No, they aren’t. The smart ones were able to get a job over here, that’s all.
The first tells the OP that you’re a babbling ivory towerist who seems to be using terminology to explain away any differences or to avoid broaching the subject. That’s probably not what you’re actually saying nor doing - you’re just trying to inform the reader of the technical way to ask the question and compare differences - but that’s not how they’re going to read it. They’ll get halfway through the first sentence and skip past. They’re not going to read it and come to some great realization that they’ve been living a life of ignorance and need to get better informed.
The latter answers the OP’s question. No. No, there’s no difference. Here’s why you might think that there is, even though there isn’t.
And if no one comes along and gives answer 2, then the OP is left believing that Asians are superior and the smarties are deluding themselves. He doesn’t leave thinking that Asians is a meaningless concept. It’s fine to add as an addendum some of the other stuff, if the OP seems to be ready to move on to that level. But you need to go to them, not expect them to come to you.
But answer 2 is what i, and others, have given in this thread. And answer 2 does not require starting from race realism or that IQ tests accurately measure intellectual potential across populations.
Why, after* centuries* of this shit, are we still the ones who have to do all the work? Why can’t we just acknowledge the truth (which is your point 1) and leave it at that, and all those people who *do *think point 1 is “ivory towerism”, rather than the true science of “biological race”, can get left behind in the dustbin of history, where they belong.

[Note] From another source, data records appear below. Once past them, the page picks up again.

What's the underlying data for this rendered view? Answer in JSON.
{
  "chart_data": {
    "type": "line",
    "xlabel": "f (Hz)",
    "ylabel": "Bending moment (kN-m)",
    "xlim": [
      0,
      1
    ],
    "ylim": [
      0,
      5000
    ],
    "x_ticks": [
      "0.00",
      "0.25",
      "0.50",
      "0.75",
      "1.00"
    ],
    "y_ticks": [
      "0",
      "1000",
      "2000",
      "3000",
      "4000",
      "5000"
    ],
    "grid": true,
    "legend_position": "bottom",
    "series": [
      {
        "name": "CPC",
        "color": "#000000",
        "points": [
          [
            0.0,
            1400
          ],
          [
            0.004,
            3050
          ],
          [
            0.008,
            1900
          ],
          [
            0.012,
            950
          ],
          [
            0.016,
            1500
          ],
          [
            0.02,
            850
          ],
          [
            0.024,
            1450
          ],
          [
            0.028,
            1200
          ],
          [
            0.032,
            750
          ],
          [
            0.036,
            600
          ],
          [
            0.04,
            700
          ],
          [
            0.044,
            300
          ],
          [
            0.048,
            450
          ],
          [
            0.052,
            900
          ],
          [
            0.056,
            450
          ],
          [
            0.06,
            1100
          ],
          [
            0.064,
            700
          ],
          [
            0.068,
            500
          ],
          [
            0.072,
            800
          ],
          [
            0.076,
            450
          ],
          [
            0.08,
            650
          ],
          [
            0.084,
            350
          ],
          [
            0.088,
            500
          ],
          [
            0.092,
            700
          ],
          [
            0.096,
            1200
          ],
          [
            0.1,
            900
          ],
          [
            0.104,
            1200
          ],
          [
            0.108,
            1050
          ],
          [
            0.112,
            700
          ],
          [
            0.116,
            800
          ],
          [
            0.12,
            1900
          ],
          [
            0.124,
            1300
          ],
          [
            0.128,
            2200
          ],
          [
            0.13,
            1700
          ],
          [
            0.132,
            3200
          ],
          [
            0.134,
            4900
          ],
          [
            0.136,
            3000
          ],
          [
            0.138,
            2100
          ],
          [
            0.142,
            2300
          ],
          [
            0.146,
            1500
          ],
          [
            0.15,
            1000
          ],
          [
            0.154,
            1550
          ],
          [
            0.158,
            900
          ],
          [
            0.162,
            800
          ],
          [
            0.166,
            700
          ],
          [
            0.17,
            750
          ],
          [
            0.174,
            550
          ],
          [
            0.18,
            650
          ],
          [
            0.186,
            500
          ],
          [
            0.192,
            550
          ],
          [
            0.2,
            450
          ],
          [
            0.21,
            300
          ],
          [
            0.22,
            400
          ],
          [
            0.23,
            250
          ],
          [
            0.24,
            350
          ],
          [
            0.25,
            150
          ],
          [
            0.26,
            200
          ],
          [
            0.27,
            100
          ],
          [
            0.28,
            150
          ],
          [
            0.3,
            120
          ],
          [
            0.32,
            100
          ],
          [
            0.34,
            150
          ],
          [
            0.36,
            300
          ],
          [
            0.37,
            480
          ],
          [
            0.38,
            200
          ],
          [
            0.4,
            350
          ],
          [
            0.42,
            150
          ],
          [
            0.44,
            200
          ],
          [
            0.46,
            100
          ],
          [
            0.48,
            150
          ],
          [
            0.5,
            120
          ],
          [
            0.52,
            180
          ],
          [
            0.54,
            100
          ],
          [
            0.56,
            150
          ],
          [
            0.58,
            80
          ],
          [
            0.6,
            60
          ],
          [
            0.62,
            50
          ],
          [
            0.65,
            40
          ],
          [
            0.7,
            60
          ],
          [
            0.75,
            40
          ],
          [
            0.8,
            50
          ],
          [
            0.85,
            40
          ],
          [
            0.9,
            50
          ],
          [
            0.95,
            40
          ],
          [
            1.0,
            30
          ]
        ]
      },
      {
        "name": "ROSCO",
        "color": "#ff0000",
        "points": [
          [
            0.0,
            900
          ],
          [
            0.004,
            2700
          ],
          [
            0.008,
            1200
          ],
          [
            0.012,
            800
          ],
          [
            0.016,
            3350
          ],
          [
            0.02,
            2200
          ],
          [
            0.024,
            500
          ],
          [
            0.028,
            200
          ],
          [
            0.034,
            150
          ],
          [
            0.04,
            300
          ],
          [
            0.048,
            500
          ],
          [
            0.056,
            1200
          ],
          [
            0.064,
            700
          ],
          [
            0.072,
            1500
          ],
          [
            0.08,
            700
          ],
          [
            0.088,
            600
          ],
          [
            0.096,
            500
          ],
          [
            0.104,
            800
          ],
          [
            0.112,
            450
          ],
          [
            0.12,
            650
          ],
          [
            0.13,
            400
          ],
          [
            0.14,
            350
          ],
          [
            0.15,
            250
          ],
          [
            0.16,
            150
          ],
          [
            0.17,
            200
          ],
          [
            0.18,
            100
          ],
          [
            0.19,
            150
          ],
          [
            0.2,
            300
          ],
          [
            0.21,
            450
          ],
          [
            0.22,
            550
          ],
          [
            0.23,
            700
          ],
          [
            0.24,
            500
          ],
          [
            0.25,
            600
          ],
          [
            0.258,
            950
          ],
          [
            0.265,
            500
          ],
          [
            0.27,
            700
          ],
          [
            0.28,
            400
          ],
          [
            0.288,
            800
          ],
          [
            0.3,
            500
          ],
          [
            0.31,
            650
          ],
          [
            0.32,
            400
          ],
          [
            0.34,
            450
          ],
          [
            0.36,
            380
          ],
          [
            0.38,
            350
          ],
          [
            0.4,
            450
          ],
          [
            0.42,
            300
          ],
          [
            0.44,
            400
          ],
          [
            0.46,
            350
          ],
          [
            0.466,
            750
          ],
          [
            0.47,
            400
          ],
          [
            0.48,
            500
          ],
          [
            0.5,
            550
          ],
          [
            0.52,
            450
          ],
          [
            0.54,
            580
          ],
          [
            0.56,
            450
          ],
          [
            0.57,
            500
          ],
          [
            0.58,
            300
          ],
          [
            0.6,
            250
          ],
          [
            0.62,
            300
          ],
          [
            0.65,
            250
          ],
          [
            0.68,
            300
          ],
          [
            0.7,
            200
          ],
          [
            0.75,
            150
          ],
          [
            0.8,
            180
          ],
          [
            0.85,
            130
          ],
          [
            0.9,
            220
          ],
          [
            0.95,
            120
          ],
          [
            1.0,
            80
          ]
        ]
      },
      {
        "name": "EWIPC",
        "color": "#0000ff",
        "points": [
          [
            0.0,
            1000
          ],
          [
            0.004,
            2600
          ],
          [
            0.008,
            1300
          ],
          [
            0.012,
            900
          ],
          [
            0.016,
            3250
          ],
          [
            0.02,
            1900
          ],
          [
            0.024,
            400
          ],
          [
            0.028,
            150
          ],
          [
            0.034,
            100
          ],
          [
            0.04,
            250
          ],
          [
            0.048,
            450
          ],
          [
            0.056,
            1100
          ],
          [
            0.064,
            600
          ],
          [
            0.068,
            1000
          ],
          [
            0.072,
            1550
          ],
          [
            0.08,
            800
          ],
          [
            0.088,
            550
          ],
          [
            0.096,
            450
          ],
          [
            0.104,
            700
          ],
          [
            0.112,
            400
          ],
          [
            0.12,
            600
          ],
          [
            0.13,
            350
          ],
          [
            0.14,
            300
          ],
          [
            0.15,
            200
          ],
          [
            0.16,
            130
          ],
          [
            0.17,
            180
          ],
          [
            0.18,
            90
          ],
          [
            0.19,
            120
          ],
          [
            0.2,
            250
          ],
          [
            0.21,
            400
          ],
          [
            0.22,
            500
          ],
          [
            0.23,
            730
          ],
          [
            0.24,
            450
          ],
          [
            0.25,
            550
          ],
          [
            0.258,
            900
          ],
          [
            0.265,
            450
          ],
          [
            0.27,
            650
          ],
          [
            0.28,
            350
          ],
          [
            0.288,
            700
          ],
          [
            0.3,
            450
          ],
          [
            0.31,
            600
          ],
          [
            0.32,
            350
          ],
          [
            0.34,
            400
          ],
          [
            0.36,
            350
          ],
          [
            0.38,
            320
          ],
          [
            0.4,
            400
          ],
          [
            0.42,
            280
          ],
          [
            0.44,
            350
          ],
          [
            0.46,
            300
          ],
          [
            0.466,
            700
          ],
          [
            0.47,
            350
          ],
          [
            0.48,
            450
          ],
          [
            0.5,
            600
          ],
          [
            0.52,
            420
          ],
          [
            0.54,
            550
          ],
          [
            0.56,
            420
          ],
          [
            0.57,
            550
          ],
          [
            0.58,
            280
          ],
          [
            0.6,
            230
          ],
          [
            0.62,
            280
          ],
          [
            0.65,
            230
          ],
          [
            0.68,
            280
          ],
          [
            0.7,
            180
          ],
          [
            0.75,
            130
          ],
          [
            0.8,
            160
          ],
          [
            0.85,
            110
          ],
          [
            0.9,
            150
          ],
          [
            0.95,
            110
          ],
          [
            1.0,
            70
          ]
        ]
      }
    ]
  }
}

Huh? Debating a topic is very different from researching.
If someone is researching a topic to find scientific data, one generally avoids information from scientists whose work has been criticized for bias. The first line of the article in the link shows the information from those social scientists is strongly biased:
…
Biased evidence is unreliable, so its use here on the SDMB often gets called out.
The purpose of a thread in Great Debates is to discuss controversial issues and ideas, and many people who disagree with the OP join in. That’s why it’s called a debate.
I’d have thought the difference was blindingly obvious, but I guess not.